Zunächst ist festzustellen, daß hier zwei Begriffe im Widerstreit erscheinen, deren erster — die Staatskunst — keineswegs selbst des kämpferischen Elementes entbehrt. Sie können also nicht — sei es als Sonderexistenzen, sei es als Gegensätze — in reiner Ausformung miteinander verglichen werden. Der Staatsmann ist genötigt, zwischen den beiden Polen der „friedlichen Dauerordnung" und der „kämpferischen Machtballung’' das Gleichgewicht zu halten. Er muß über Ordnungswillen und über Machtsinn verfügen. Die Ueberbetonung der kämpferischen Komponente im Politischen führt zum „Militarismus". Der politische Krieg (wie ihn etwa mehrfach Bismarck zum Zwecke der Gründung des neuen Deutschen Reiches führte) und eine kriegerische Politik (wie es jene Hitlers war) liegen auch im gleichen Raum auf durchaus verschiedenen Ebenen. Friedrich II. war Machtpolitiker, der das Mittel des Krieges zur Vergrößerung seines Staates ohne moralisches Bedenken, aber mit begrenzten Zielen anwandte. Als er diese erreicht hatte, wandte er sich der „friedlichen Dauerordnung" zu. In seinen Plänen leitete ihn letzten Endes die „Staatsraison". In den Napoleonischen Kriegen, in denen das „Volk in Waffen" an die Stelle des Söldnerheeres trat, entstand erst eine eigentliche gesamt-kriegerische Gesinnung (wie zuvor in Frankreich), für die der Boden freilich durch den militärischen Aufbau tend Geist des Hohenzollernstaates bereitet war.

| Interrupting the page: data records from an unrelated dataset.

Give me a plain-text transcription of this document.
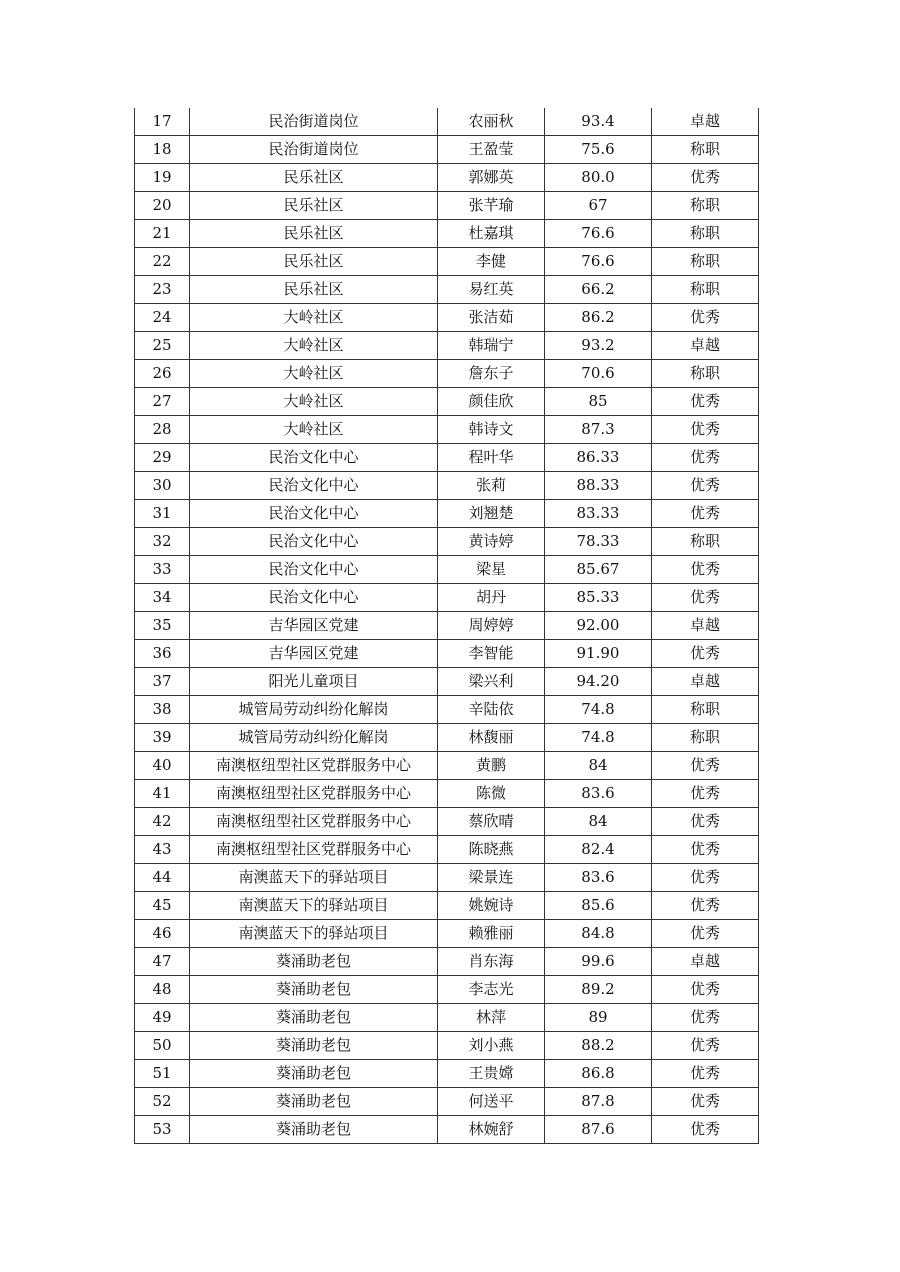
17	民治街道岗位	农丽秋	93.4	卓越
18	民治街道岗位	王盈莹	75.6	称职
19	民乐社区	郭娜英	80.0	优秀
20	民乐社区	张芊瑜	67	称职
21	民乐社区	杜嘉琪	76.6	称职
22	民乐社区	李健	76.6	称职
23	民乐社区	易红英	66.2	称职
24	大岭社区	张洁茹	86.2	优秀
25	大岭社区	韩瑞宁	93.2	卓越
26	大岭社区	詹东子	70.6	称职
27	大岭社区	颜佳欣	85	优秀
28	大岭社区	韩诗文	87.3	优秀
29	民治文化中心	程叶华	86.33	优秀
30	民治文化中心	张莉	88.33	优秀
31	民治文化中心	刘翘楚	83.33	优秀
32	民治文化中心	黄诗婷	78.33	称职
33	民治文化中心	梁星	85.67	优秀
34	民治文化中心	胡丹	85.33	优秀
35	吉华园区党建	周婷婷	92.00	卓越
36	吉华园区党建	李智能	91.90	优秀
37	阳光儿童项目	梁兴利	94.20	卓越
38	城管局劳动纠纷化解岗	辛陆依	74.8	称职
39	城管局劳动纠纷化解岗	林馥丽	74.8	称职
40	南澳枢纽型社区党群服务中心	黄鹏	84	优秀
41	南澳枢纽型社区党群服务中心	陈微	83.6	优秀
42	南澳枢纽型社区党群服务中心	蔡欣晴	84	优秀
43	南澳枢纽型社区党群服务中心	陈晓燕	82.4	优秀
44	南澳蓝天下的驿站项目	梁景连	83.6	优秀
45	南澳蓝天下的驿站项目	姚婉诗	85.6	优秀
46	南澳蓝天下的驿站项目	赖雅丽	84.8	优秀
47	葵涌助老包	肖东海	99.6	卓越
48	葵涌助老包	李志光	89.2	优秀
49	葵涌助老包	林萍	89	优秀
50	葵涌助老包	刘小燕	88.2	优秀
51	葵涌助老包	王贵嫦	86.8	优秀
52	葵涌助老包	何送平	87.8	优秀
53	葵涌助老包	林婉舒	87.6	优秀
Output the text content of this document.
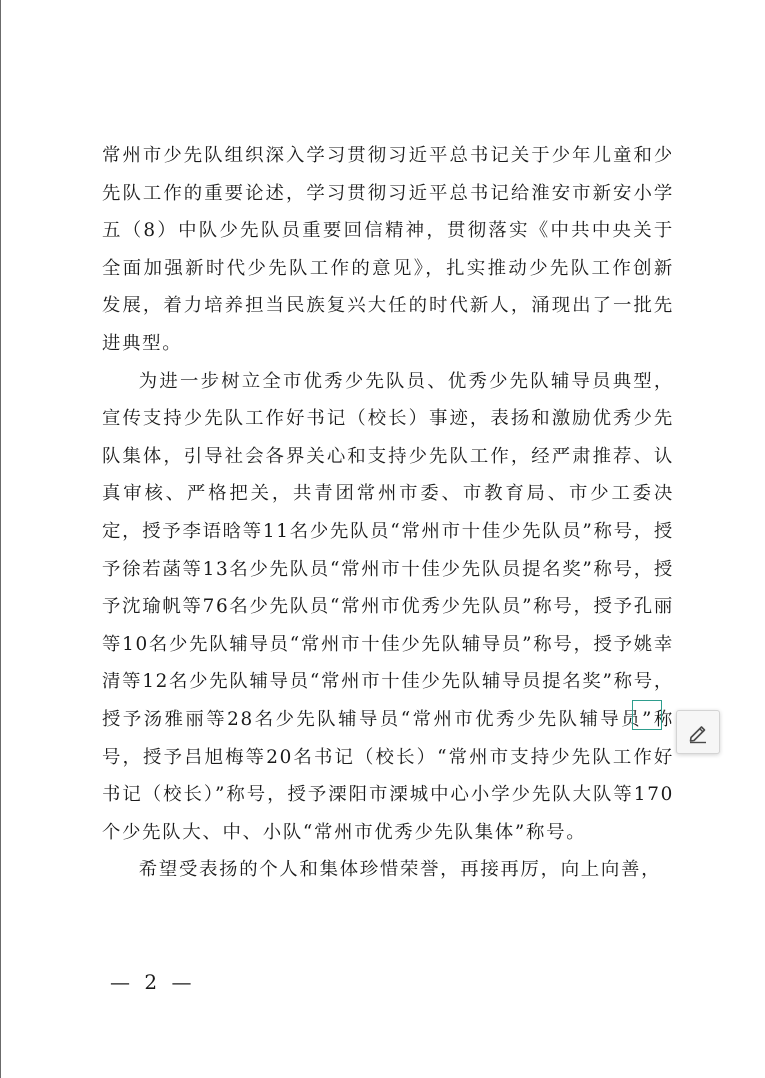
常州市少先队组织深入学习贯彻习近平总书记关于少年儿童和少先队工作的重要论述，学习贯彻习近平总书记给淮安市新安小学五（8）中队少先队员重要回信精神，贯彻落实《中共中央关于全面加强新时代少先队工作的意见》，扎实推动少先队工作创新发展，着力培养担当民族复兴大任的时代新人，涌现出了一批先进典型。

为进一步树立全市优秀少先队员、优秀少先队辅导员典型，宣传支持少先队工作好书记（校长）事迹，表扬和激励优秀少先队集体，引导社会各界关心和支持少先队工作，经严肃推荐、认真审核、严格把关，共青团常州市委、市教育局、市少工委决定，授予李语晗等11名少先队员“常州市十佳少先队员”称号，授予徐若菡等13名少先队员“常州市十佳少先队员提名奖”称号，授予沈瑜帆等76名少先队员“常州市优秀少先队员”称号，授予孔丽等10名少先队辅导员“常州市十佳少先队辅导员”称号，授予姚幸清等12名少先队辅导员“常州市十佳少先队辅导员提名奖”称号，授予汤雅丽等28名少先队辅导员“常州市优秀少先队辅导员”称号，授予吕旭梅等20名书记（校长）“常州市支持少先队工作好书记（校长）”称号，授予溧阳市溧城中心小学少先队大队等170个少先队大、中、小队“常州市优秀少先队集体”称号。

希望受表扬的个人和集体珍惜荣誉，再接再厉，向上向善，

— 2 —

Von Blücher, dessen Waffenstillstandsbedingungen von 1815 ein deutliches Zeichen der neuen Gesinnung sind ( ler Kampf zwischen „Feder" und „Schwert"!), zieht sich dann durch das ganze 19. Jahrhundert der Widerstreit zwischen den Staatsmännern und — man möchte sagen — den „Kriegsmännern", den Bismarck für eine Reihe von Jahren zugunsten der Ersteren entschied. Aus dessen psychologischen Ausstrahlungen entstand eine fühlbare Distanz, fast Entfremdung zwischen Offizierskorps und Bürgertum — soweit es ein solches in Preußen gab, das wohl einen preußischen Beamten und einen preußischen Offizier, nicht aber einen preußischen Bürger geschaffen hat. Daran knüpft sich eine Fülle von Fragen, wie jene der Ausstrahlung der geschilderten Begriffe auf die nichtpreußische oder jungpreußische Bevölkerung des Deutschen Reiches.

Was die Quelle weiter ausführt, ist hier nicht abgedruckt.